5_ Remove acquisitions with missing data on the target or acquiror's country code. 
6_ Finnaly, we only kept domestic acquisitions by removing acquisition with different target country code and acquiror contry code. 

In [4]:
shape_initiale = df.shape[0]
#supprimer les lignes vident de données
df.dropna(axis=0, subset=['Unnamed: 0','Target BvD ID number', 'Acquiror BvD ID number',"Acquired stake (%)" ], how='any', inplace=True)
shape_with_empty_rows = shape_initiale - df.shape[0]
shape_without_empty_rows = df.shape[0]

#Vérification de si les acquired stake sont bien inférieurs à 50%

df = df[df["Acquired stake (%)"] != "Unknown %"]
shape_with_unknown_acquired_stake = shape_without_empty_rows - df.shape[0]
shape_without_unknown_acquired_stake = df.shape[0]

def replace(x):
    if type(x)==str :
        if "Unknown majority" in x:
            x = str(60)
        elif 'Unknown minority' in x:
            x = str(1)
        if '\n' in x:
            x = str(60)
    
    x = float(x)
    return x
df["Acquired stake (%)"] = df["Acquired stake (%)"].map(replace)
df['Final stake (%)'] = df['Final stake (%)'].map(replace)
df = df[df['Acquired stake (%)'] < 50]
df = df[df['Final stake (%)'] < 50]

shape_with_acquired_stake_over_50 = shape_without_unknown_acquired_stake - df.shape[0]
shape_acquired_stake_under_50 = df.shape[0]

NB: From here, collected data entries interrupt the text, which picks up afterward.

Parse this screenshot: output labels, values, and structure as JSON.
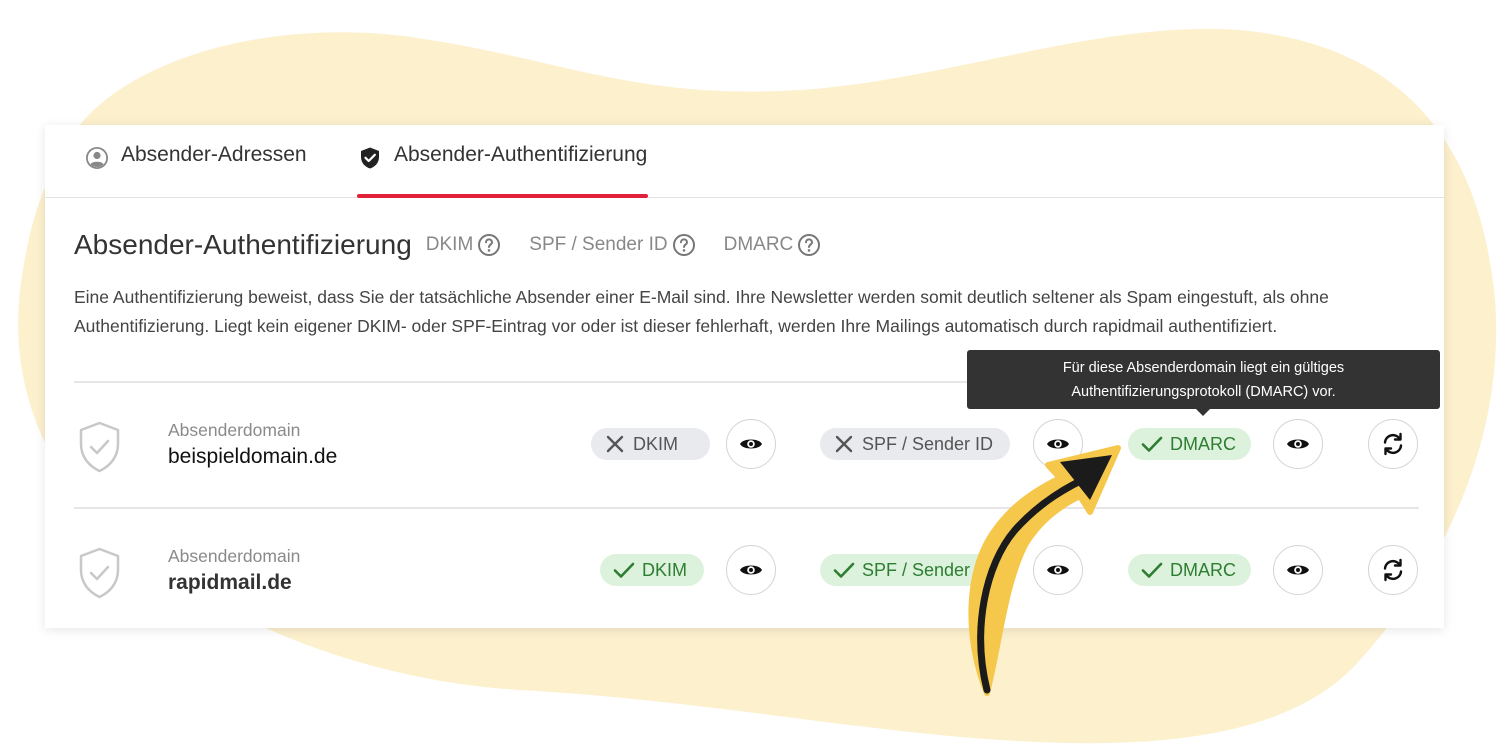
{
  "tabs": [
    {
      "label": "Absender-Adressen",
      "icon": "user-circle-icon",
      "active": false
    },
    {
      "label": "Absender-Authentifizierung",
      "icon": "shield-check-icon",
      "active": true
    }
  ],
  "section": {
    "title": "Absender-Authentifizierung",
    "info_links": [
      "DKIM",
      "SPF / Sender ID",
      "DMARC"
    ],
    "description": "Eine Authentifizierung beweist, dass Sie der tatsächliche Absender einer E-Mail sind. Ihre Newsletter werden somit deutlich seltener als Spam eingestuft, als ohne Authentifizierung. Liegt kein eigener DKIM- oder SPF-Eintrag vor oder ist dieser fehlerhaft, werden Ihre Mailings automatisch durch rapidmail authentifiziert."
  },
  "tooltip": {
    "line1": "Für diese Absenderdomain liegt ein gültiges",
    "line2": "Authentifizierungsprotokoll (DMARC) vor."
  },
  "domains": [
    {
      "label": "Absenderdomain",
      "name": "beispieldomain.de",
      "dkim": {
        "label": "DKIM",
        "status": "fail"
      },
      "spf": {
        "label": "SPF / Sender ID",
        "status": "fail"
      },
      "dmarc": {
        "label": "DMARC",
        "status": "ok"
      }
    },
    {
      "label": "Absenderdomain",
      "name": "rapidmail.de",
      "dkim": {
        "label": "DKIM",
        "status": "ok"
      },
      "spf": {
        "label": "SPF / Sender ID",
        "status": "ok"
      },
      "dmarc": {
        "label": "DMARC",
        "status": "ok"
      }
    }
  ],
  "colors": {
    "accent": "#e3203a",
    "success_bg": "#dcf2dc",
    "success_text": "#2e7d32",
    "fail_bg": "#e8eaee",
    "blob": "#fcf0cd",
    "arrow_fill": "#f5c84c",
    "arrow_stroke": "#1b1b1b"
  }
}
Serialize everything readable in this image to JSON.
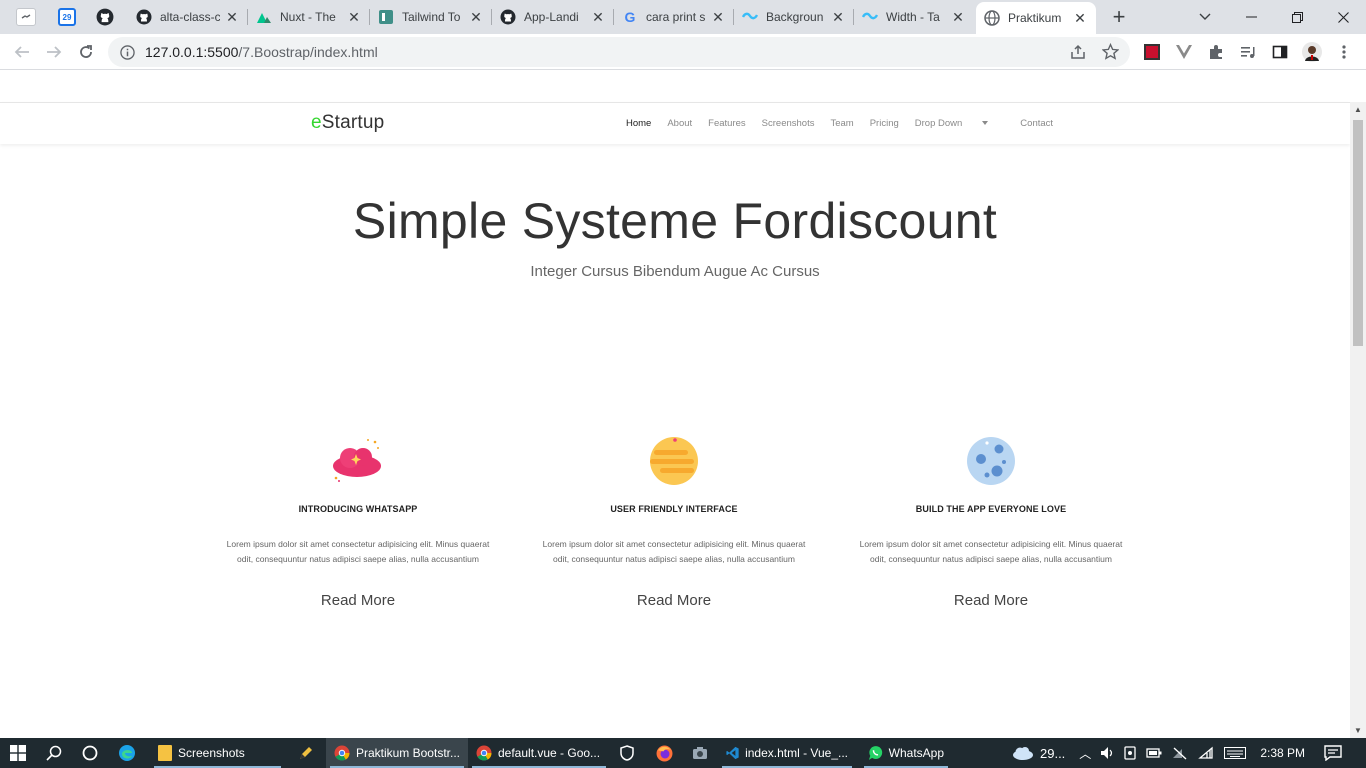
{
  "browser": {
    "tabs": [
      {
        "title": ""
      },
      {
        "title": ""
      },
      {
        "title": ""
      },
      {
        "title": "alta-class-c"
      },
      {
        "title": "Nuxt - The"
      },
      {
        "title": "Tailwind To"
      },
      {
        "title": "App-Landi"
      },
      {
        "title": "cara print s"
      },
      {
        "title": "Backgroun"
      },
      {
        "title": "Width - Ta"
      },
      {
        "title": "Praktikum"
      }
    ],
    "new_tab": "+",
    "url_host": "127.0.0.1:5500",
    "url_path": "/7.Boostrap/index.html"
  },
  "site": {
    "brand_first": "e",
    "brand_rest": "Startup",
    "nav": [
      "Home",
      "About",
      "Features",
      "Screenshots",
      "Team",
      "Pricing",
      "Drop Down",
      "Contact"
    ],
    "hero_title": "Simple Systeme Fordiscount",
    "hero_subtitle": "Integer Cursus Bibendum Augue Ac Cursus",
    "features": [
      {
        "icon": "cloud-icon",
        "title": "INTRODUCING WHATSAPP",
        "text": "Lorem ipsum dolor sit amet consectetur adipisicing elit. Minus quaerat odit, consequuntur natus adipisci saepe alias, nulla accusantium",
        "link": "Read More"
      },
      {
        "icon": "planet-icon",
        "title": "USER FRIENDLY INTERFACE",
        "text": "Lorem ipsum dolor sit amet consectetur adipisicing elit. Minus quaerat odit, consequuntur natus adipisci saepe alias, nulla accusantium",
        "link": "Read More"
      },
      {
        "icon": "moon-icon",
        "title": "BUILD THE APP EVERYONE LOVE",
        "text": "Lorem ipsum dolor sit amet consectetur adipisicing elit. Minus quaerat odit, consequuntur natus adipisci saepe alias, nulla accusantium",
        "link": "Read More"
      }
    ]
  },
  "taskbar": {
    "apps": [
      "Screenshots",
      "Praktikum Bootstr...",
      "default.vue - Goo...",
      "index.html - Vue_...",
      "WhatsApp"
    ],
    "weather": "29...",
    "time": "2:38 PM"
  },
  "colors": {
    "brand_accent": "#35d630",
    "taskbar_bg": "#1f2a30"
  }
}
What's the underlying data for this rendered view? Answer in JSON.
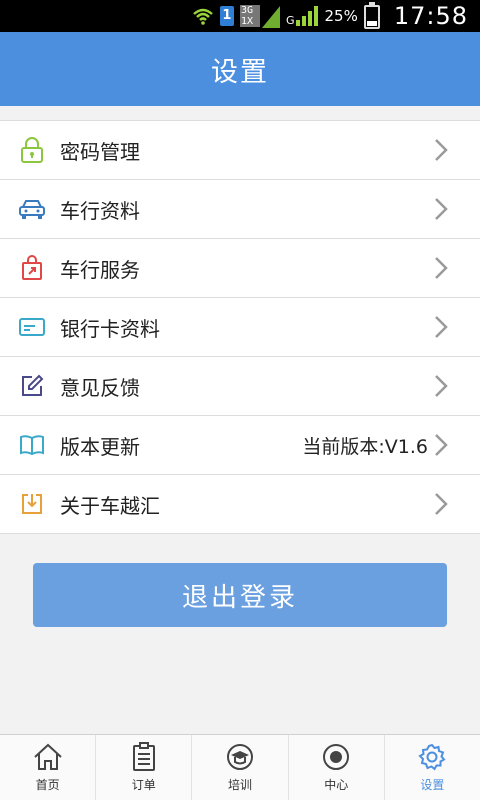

#suppressoin des acquisitions sans date
df.dropna(axis=0,how='all', subset = ['Completed date','Assumed completion date'], inplace=True)
shape_acquisition_with_date =  shape_acquired_stake_under_50- df.shape[0]
shape_acquisition_with_date = df.shape[0]


#supprimer les acquisitions où le seller et le buyer sont les mêmes
df = df[df['Target BvD ID number'] != df['Acquiror BvD ID number']]
shape_acquiror_egal_target =  shape_acquisition_with_date - df.shape[0]
shape_without_acquiror_egal_target = df.shape[0]

# suppressions des acquisitions pour lesquelles il manque des données sur le pays des Target et des acquirors
df = df[(df['Target country code'].notna())|(df['Acquiror country code'].notna())]
# on ne garde que les acquisitions domestiques 
df = df[(df['Target country code'] == df['Acquiror country code'])]
shape_domestic = df.shape[0]
shape_cross_country = shape_without_acquiror_egal_target - df.shape[0]

#réindexer
df.reset_index(drop = True, inplace = True)

#création d'une nouvelle colonne Completed or assumed date contenant la date  
df['Completed or assumed date'] = df['Completed date']
for i in range(df.shape[0]):
    if type(df['Completed date'][i]) == float:
        df['Completed or assumed date'][i] = df['Assumed completion date'][i]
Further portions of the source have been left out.